8. Cybersecurity is also an issue to consider, as some violators may spur children, in particular teenagers, to visit pornographic websites, lure them into believing that they would become “influencers” or “celebrities” and have them share their personal data, making them vulnerable to becoming a victim of blackmail and extortion.
9. While artificial intelligence and software-based verification tools can assist law enforcement, as stressed in the report, trained content moderation could lead to an additional identification of non-consensual imagery or explicit sexual violence. Member States could consider supporting some forms of content moderation, where appropriate, in particular in relation to virtual reality environments, as purely automated solutions might be unable to identify the risks for children.

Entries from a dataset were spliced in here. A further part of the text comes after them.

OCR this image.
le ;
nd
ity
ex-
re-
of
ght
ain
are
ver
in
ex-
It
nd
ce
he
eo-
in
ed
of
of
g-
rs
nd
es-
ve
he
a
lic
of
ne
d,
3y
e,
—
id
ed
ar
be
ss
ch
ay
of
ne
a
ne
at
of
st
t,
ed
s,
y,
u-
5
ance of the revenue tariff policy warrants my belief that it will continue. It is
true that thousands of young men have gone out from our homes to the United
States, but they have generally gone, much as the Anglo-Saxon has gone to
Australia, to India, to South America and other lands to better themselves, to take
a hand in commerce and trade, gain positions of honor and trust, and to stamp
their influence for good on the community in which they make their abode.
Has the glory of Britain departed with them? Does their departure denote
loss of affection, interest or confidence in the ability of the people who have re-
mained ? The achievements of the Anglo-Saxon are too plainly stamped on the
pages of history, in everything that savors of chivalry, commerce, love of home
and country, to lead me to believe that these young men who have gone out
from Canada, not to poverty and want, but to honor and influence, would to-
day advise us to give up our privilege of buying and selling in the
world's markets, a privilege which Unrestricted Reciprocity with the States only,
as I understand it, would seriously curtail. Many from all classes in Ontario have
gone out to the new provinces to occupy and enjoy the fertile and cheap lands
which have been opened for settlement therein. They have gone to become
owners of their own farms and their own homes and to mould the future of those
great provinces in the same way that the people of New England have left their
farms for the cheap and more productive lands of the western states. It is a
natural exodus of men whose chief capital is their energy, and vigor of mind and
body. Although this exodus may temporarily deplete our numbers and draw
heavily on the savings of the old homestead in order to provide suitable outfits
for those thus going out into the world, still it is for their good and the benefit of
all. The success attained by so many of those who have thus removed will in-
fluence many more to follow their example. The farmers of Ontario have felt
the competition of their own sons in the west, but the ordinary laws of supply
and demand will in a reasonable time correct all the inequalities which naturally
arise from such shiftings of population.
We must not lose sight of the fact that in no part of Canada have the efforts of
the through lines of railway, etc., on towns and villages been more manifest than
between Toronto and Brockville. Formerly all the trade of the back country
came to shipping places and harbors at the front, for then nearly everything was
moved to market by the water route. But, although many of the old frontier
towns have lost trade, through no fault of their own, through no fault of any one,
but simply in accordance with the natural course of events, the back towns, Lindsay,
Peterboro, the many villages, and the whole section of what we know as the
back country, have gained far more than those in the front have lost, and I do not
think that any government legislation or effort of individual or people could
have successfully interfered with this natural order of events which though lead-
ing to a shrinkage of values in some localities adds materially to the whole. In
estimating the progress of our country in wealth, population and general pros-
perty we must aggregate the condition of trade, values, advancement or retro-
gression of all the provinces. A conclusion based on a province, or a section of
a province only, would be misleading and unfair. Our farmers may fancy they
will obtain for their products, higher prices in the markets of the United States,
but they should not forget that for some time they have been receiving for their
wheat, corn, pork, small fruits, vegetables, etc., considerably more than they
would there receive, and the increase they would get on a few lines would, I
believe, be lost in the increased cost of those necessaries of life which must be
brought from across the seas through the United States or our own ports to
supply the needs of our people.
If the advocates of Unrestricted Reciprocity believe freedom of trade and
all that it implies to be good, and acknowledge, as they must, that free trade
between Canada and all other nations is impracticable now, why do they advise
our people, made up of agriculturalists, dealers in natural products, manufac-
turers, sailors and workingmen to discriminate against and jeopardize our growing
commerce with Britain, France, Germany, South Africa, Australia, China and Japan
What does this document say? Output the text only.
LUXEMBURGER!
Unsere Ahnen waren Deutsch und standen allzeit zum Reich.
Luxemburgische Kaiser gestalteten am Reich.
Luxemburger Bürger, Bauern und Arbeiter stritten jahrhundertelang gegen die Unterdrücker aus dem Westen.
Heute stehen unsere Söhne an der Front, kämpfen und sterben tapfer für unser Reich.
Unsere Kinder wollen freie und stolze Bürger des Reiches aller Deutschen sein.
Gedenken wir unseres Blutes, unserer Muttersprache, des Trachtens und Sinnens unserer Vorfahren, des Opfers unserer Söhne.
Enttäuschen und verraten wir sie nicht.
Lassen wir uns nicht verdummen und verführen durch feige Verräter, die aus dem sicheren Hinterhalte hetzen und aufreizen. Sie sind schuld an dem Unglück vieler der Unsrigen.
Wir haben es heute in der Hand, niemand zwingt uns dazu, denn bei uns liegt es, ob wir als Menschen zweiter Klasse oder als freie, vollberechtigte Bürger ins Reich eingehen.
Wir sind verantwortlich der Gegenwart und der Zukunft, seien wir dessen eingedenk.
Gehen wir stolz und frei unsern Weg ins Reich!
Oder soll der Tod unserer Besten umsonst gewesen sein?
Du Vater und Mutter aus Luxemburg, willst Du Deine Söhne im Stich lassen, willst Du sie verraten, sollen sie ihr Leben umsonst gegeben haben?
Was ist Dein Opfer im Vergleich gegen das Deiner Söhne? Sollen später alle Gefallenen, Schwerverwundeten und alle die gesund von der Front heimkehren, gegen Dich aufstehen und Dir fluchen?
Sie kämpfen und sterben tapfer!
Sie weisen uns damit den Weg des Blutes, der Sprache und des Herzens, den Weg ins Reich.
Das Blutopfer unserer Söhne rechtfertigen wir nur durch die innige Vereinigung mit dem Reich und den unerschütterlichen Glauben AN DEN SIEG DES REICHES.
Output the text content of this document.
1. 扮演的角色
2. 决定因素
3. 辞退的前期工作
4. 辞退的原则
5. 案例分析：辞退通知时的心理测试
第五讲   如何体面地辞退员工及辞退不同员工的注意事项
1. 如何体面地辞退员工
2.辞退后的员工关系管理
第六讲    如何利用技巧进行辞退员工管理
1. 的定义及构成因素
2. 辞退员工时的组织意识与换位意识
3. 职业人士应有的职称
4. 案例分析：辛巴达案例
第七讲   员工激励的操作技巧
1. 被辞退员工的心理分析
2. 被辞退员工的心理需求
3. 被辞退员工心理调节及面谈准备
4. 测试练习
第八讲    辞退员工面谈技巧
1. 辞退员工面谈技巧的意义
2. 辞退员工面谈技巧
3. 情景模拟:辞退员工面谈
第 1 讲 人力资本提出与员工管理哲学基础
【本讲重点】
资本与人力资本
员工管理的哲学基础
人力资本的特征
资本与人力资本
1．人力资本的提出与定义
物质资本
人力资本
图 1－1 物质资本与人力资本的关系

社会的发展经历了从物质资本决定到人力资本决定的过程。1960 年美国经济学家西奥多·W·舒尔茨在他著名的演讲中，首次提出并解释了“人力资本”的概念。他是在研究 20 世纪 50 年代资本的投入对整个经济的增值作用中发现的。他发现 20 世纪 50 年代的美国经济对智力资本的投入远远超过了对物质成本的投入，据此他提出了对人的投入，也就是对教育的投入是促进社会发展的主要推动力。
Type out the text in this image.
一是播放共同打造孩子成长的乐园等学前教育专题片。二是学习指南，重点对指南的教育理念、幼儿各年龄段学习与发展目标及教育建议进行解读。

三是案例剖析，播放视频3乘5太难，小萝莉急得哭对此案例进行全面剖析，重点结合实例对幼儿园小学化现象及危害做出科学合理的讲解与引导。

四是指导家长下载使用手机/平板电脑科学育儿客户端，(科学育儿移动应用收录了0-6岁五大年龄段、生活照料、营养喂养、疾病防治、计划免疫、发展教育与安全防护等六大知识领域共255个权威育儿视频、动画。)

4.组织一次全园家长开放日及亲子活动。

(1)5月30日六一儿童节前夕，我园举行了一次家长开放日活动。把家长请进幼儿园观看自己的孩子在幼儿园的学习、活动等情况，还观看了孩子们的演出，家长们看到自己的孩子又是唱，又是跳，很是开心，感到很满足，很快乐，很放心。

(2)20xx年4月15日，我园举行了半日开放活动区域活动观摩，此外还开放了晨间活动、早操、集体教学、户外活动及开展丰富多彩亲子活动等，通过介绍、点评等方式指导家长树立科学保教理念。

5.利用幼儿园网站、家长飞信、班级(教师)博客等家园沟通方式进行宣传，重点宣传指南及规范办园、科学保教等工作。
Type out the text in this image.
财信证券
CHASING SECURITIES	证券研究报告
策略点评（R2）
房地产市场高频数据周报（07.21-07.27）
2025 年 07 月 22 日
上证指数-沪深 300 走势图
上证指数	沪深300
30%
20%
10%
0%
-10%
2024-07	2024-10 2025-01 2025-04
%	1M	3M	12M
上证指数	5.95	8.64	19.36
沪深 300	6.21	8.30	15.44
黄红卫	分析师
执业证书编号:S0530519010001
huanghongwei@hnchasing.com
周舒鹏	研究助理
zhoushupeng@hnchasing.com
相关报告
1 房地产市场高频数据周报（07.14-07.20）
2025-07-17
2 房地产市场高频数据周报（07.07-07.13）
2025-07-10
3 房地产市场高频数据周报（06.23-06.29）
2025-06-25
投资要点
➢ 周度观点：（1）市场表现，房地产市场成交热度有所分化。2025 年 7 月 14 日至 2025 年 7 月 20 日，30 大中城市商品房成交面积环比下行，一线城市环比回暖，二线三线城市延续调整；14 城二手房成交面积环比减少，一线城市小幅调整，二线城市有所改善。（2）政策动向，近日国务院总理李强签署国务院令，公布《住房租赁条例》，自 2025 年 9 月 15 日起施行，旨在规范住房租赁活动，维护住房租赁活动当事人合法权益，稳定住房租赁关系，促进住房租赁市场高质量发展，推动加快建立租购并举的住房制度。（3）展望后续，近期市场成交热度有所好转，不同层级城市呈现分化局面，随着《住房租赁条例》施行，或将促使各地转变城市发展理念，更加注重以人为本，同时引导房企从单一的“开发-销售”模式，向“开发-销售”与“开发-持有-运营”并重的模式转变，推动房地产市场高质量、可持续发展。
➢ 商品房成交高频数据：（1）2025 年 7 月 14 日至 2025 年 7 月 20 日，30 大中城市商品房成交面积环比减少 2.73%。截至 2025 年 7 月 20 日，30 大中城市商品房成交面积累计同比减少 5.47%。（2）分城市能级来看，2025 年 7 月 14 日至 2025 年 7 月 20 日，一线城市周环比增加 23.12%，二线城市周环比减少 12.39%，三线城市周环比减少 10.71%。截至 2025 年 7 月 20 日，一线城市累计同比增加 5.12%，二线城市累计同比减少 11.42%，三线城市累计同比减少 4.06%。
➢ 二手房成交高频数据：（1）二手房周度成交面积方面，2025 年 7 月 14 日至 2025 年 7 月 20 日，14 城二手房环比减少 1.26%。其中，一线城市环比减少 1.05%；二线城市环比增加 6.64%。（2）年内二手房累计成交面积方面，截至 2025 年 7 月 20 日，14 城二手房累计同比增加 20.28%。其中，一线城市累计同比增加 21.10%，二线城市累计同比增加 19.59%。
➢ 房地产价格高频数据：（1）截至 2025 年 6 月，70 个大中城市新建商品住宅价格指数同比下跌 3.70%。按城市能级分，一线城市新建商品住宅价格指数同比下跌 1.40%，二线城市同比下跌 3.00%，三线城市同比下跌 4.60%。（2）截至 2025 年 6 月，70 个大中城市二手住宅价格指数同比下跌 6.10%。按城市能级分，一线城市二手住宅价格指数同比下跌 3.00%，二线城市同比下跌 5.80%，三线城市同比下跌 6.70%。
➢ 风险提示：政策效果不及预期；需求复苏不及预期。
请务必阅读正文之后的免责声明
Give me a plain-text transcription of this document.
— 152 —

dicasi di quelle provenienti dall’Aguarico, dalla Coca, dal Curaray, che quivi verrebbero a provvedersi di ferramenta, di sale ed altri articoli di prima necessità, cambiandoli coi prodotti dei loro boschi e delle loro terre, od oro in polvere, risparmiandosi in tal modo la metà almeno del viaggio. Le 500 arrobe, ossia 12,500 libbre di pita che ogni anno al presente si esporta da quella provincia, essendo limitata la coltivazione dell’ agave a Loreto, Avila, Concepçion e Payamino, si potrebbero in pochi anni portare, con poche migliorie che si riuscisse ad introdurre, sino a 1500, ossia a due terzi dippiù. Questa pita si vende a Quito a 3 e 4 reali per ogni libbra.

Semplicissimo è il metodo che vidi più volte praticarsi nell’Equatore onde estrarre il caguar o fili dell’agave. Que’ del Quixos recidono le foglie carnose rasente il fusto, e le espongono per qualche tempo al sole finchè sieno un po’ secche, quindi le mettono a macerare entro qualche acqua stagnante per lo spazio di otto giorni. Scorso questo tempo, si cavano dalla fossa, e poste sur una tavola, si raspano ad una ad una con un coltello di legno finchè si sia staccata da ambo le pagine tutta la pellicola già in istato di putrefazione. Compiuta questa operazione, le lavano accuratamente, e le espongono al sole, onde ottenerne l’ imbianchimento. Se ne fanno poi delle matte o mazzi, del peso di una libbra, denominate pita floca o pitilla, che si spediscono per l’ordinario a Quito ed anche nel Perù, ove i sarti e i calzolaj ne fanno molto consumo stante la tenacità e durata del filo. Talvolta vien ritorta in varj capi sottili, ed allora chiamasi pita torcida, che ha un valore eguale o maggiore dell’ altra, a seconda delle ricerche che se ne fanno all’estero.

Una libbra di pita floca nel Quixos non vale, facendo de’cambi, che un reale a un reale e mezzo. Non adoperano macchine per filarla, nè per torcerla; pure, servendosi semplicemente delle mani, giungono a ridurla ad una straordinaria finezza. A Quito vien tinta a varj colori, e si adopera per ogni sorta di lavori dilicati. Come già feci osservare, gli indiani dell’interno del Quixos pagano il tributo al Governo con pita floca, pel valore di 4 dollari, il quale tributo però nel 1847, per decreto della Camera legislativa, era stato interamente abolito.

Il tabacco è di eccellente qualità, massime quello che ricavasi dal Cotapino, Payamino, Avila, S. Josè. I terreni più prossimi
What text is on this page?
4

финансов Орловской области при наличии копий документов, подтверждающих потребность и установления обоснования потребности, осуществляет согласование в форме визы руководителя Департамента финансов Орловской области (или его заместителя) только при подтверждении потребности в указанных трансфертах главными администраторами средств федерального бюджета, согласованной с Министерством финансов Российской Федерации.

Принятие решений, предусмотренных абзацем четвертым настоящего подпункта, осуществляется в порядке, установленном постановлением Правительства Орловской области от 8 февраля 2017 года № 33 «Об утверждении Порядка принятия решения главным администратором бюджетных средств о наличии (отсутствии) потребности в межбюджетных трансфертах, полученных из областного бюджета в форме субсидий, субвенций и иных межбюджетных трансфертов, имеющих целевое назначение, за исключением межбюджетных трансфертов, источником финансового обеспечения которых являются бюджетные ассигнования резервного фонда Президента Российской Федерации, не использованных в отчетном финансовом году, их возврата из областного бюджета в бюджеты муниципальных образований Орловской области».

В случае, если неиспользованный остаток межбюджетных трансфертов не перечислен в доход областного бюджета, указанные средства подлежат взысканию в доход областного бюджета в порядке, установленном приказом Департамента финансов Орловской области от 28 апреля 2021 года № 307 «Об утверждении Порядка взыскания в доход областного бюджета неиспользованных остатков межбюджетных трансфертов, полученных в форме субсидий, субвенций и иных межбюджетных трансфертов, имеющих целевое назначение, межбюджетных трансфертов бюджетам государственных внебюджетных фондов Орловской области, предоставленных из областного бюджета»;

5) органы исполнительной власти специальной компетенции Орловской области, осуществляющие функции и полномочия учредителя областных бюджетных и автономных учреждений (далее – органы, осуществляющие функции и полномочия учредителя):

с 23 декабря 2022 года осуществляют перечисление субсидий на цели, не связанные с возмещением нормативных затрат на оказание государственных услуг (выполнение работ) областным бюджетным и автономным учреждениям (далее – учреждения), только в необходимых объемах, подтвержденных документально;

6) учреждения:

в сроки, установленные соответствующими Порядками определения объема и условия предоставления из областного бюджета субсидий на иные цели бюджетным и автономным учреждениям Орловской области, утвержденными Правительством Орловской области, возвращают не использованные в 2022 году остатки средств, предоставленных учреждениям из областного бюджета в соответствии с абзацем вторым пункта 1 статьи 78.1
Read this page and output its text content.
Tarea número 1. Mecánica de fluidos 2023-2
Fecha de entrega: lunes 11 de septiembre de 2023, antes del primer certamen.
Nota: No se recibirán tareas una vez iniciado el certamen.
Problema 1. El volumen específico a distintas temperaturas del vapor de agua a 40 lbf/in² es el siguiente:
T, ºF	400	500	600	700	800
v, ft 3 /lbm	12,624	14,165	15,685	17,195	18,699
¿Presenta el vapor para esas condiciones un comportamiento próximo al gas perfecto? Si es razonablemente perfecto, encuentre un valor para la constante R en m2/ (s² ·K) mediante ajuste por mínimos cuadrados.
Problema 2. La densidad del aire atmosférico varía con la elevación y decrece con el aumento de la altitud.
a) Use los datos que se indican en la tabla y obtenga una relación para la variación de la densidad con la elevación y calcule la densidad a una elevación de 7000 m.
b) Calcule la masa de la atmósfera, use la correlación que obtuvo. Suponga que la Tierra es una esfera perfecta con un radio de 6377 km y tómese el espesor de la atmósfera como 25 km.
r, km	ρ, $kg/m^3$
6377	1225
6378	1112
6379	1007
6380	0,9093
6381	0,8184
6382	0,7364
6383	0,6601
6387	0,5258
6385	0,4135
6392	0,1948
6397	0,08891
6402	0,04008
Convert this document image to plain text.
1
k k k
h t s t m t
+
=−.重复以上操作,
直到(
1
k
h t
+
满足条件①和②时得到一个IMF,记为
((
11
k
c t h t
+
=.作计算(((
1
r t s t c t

10. Member States should also consider supporting the development of anonymous complaint and reporting mechanisms, and self-regulation in the form of stringent codes of conduct aimed at avoiding children's exposure to adult content. They should also seek to reinforce co-operation of law-enforcement authorities with the private sector, to effectively fight the dissemination of illegal content. These are the ratio for the recommendations put forward with amendment B.
11. Finally, via its General Rapporteur on Science and Technology Impact Assessment, the Committee on Culture, Science, Education and Media intends to investigate the risks, challenges and human rights implications of emerging technology, such as virtual reality, augmented reality and immersive technologies. The committee would like to associate the Committee on Social Affairs, Health and Sustainable Development in this endeavour, with a special focus on the psychological and physiological aspects of immersive technology on children and youth.